Figure 4. The expression of Sirt1，Nrf2 and Keap1. A： as the exposure dose of maltol aluminum increased，there was a gradual decrease in the relative expression of Sirt1 protein； B： the relative expression of Nrf2 protein gradually decreased with the increase of maltol aluminum exposure dose； C： with the increase of maltol aluminum exposure dose，the relative expression of Keap1 protein showed a gradual increase. Mean±SD. n=8. *P＜0.05，**P＜0.01 vs CG group； +P＜0.05，++P＜0.01 vs LG group.图4 各组大鼠海马组织中Sirt1、Nrf2和Keap1的蛋白表达

讨 论

铝是一种神经毒物，当机体长期处于铝暴露的环境中，可导致神经毒性［17］。近年来，铝的神经毒性在不同的动物身上得到证实［18］。在本实验中，Morris水迷宫实验结果显示：在定位巡航实验的第3、4 和5天中，麦芽酚铝暴露的高剂量组与对照组相比逃避潜伏期显著增长，说明亚慢性铝暴露可以损伤大鼠的学习能力；在第6 天的空间探索实验中高剂量组的大鼠穿过平台及平台象限的次数比对照组显著减少，说明亚慢性铝暴露也可以减弱大鼠的记忆能力。麦芽酚铝暴露损害了大鼠的空间学习和记忆能力，与之前研究结果相似［19-20］。

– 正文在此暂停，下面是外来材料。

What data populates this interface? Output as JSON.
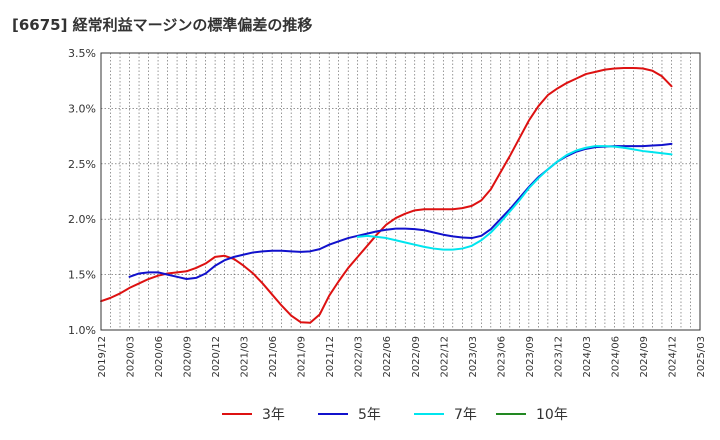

氧化应激是指机体受到刺激后，体内产生过多的ROS，超过了自身的清除能力，使机体的氧化还原系统失衡，导致细胞和组织损伤凋亡的过程［21］，在脑组织中引起神经元功能障碍或死亡，是导致神经退行性疾病的发病机制之一［22］。机体内有着抗氧化系统，当组织发生氧化应激时可以激活抗氧化系统，减轻氧化应激损伤［23］。Keap1-Nrf2 是常见的抗氧化通路［24］，Nrf2 是机体抗氧化应激防御系统中的关键转录因子，是Sirt1 的关键下游靶点［25］，当Sirt1 表达下降时，Nrf2 的表达水平也会下降，负调控氧化应激［26］。

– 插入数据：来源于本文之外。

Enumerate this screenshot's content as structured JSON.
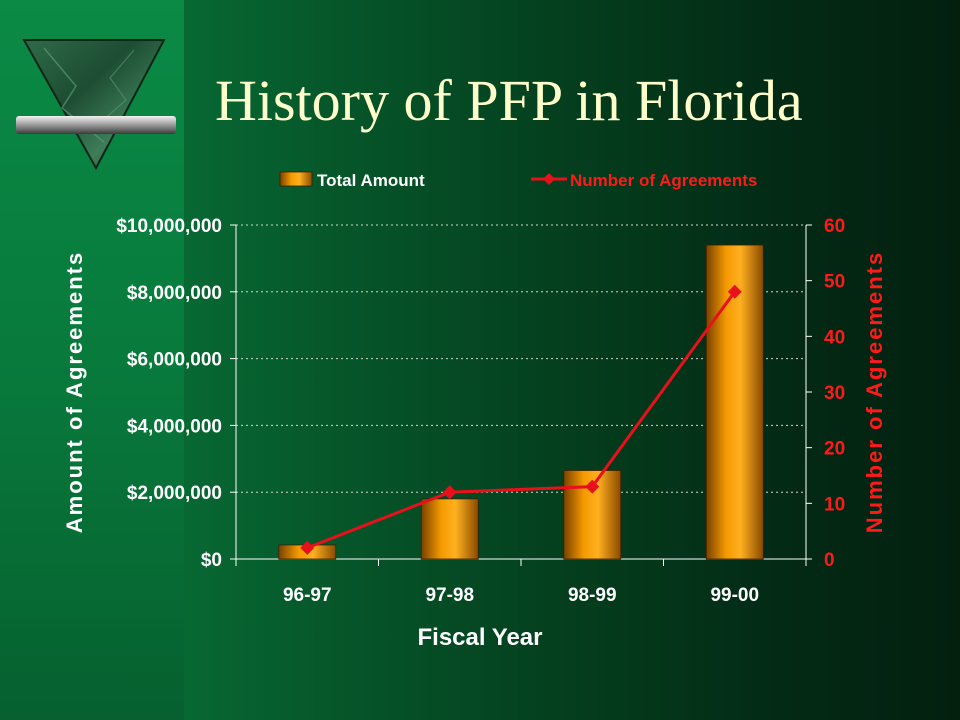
{
  "slide": {
    "title": "History of PFP in Florida"
  },
  "logo": {
    "icon": "green-marble-triangle-icon"
  },
  "chart_data": {
    "type": "bar",
    "categories": [
      "96-97",
      "97-98",
      "98-99",
      "99-00"
    ],
    "series": [
      {
        "name": "Total Amount",
        "type": "bar",
        "axis": "left",
        "color": "#f39200",
        "values": [
          420000,
          1800000,
          2650000,
          9400000
        ]
      },
      {
        "name": "Number of Agreements",
        "type": "line",
        "axis": "right",
        "color": "#e8101a",
        "values": [
          2,
          12,
          13,
          48
        ]
      }
    ],
    "xlabel": "Fiscal Year",
    "ylabel": "Amount of Agreements",
    "y2label": "Number of Agreements",
    "ylim": [
      0,
      10000000
    ],
    "y2lim": [
      0,
      60
    ],
    "yticks": [
      "$0",
      "$2,000,000",
      "$4,000,000",
      "$6,000,000",
      "$8,000,000",
      "$10,000,000"
    ],
    "y2ticks": [
      "0",
      "10",
      "20",
      "30",
      "40",
      "50",
      "60"
    ],
    "grid": true,
    "legend_position": "top"
  }
}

Sirt1-Keap1/Nrf2 信号通路的调控作用在各种疾病中被广泛研究［27］，本实验中亚慢性铝暴露后，大鼠海马组织Sirt1 表达水平下降，刺激神经细胞产生ROS，引起神经系统氧化损伤［28］。Keap1 表达水平上调，而Nrf2表达水平下调，提示氧化应激抑制胞浆内Nrf2 向细胞内转位，进而抑制下游抗氧化酶GSH-Px等的表达。GSH-Px 是机体抗氧化系统中的一种抗氧化酶，是机体抗氧化指标之一［29］。GSH-Px 表达水平的降低说明抗氧化系统失衡，抵抗氧化应激损伤的能力下降，使得ROS 对大鼠神经元的攻击作用提升［30］。因此，可以得出Sirt1-Keap1/Nrf2 信号通路在大鼠神经系统抗氧化系统中发挥重要作用，亚慢性铝暴露后可以通过调节Sirt1-Keap1/Nrf2通路引起大鼠脑组织氧化应激增强，抗氧化系统失衡，发生氧化损伤，进而可能导致神经退行性疾病。

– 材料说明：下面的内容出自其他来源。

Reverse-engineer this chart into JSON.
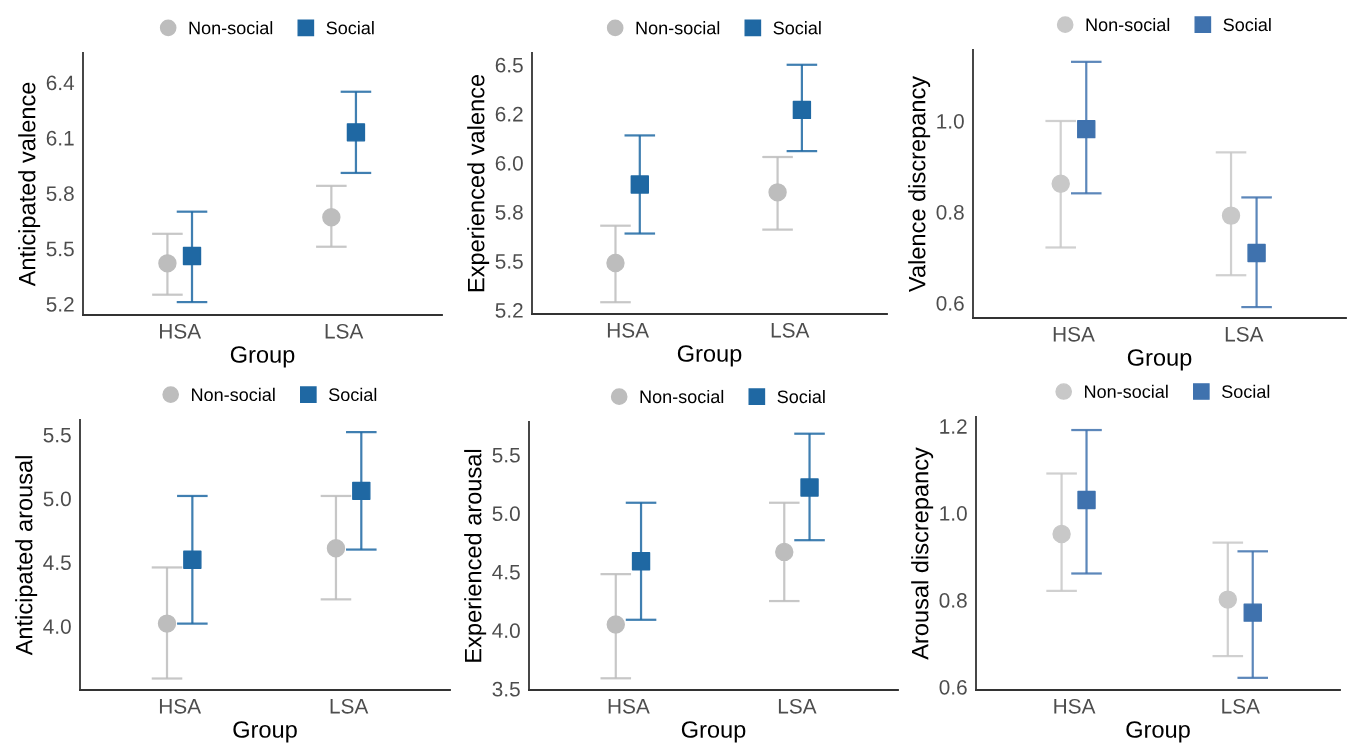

miR-128-3p 可以参与调控炎症反应和氧化应激的过程［31］，本研究中miR-128-3p 的表达水平随着麦芽酚铝暴露剂量的增加而增加，说明麦芽酚铝的亚慢性暴露可能通过引起大鼠海马组织中miR-128-3p表达水平的升高来降低海马组织的抗氧化能力，刺激大鼠神经系统的氧化应激增强［32］，使大鼠神经系统发生氧化损伤。

综上，铝暴露可以通过Sirt1-Keap1/Nrf2 信号通路来调节大鼠神经系统氧化应激，也可以通过miR-128-3p 来调节大鼠神经系统氧化应激，Sirt1 又是miR-128-3p 的重要靶标［33］，所以推测铝暴露可能通过调控miR-128-3p影响Sirt1-Keap1/Nrf2信号通路在大鼠神经系统抗氧化系统中的作用。即推测铝暴露可能通过激活大鼠神经系统miR-128-3p 的表达，抑制Sirt1-Keap1/Nrf2 信号通路，使其不能被激活发挥抗氧化能力，导致大鼠神经系统抗氧化系统失衡，造成氧化损伤，诱导大鼠的认知能力减弱。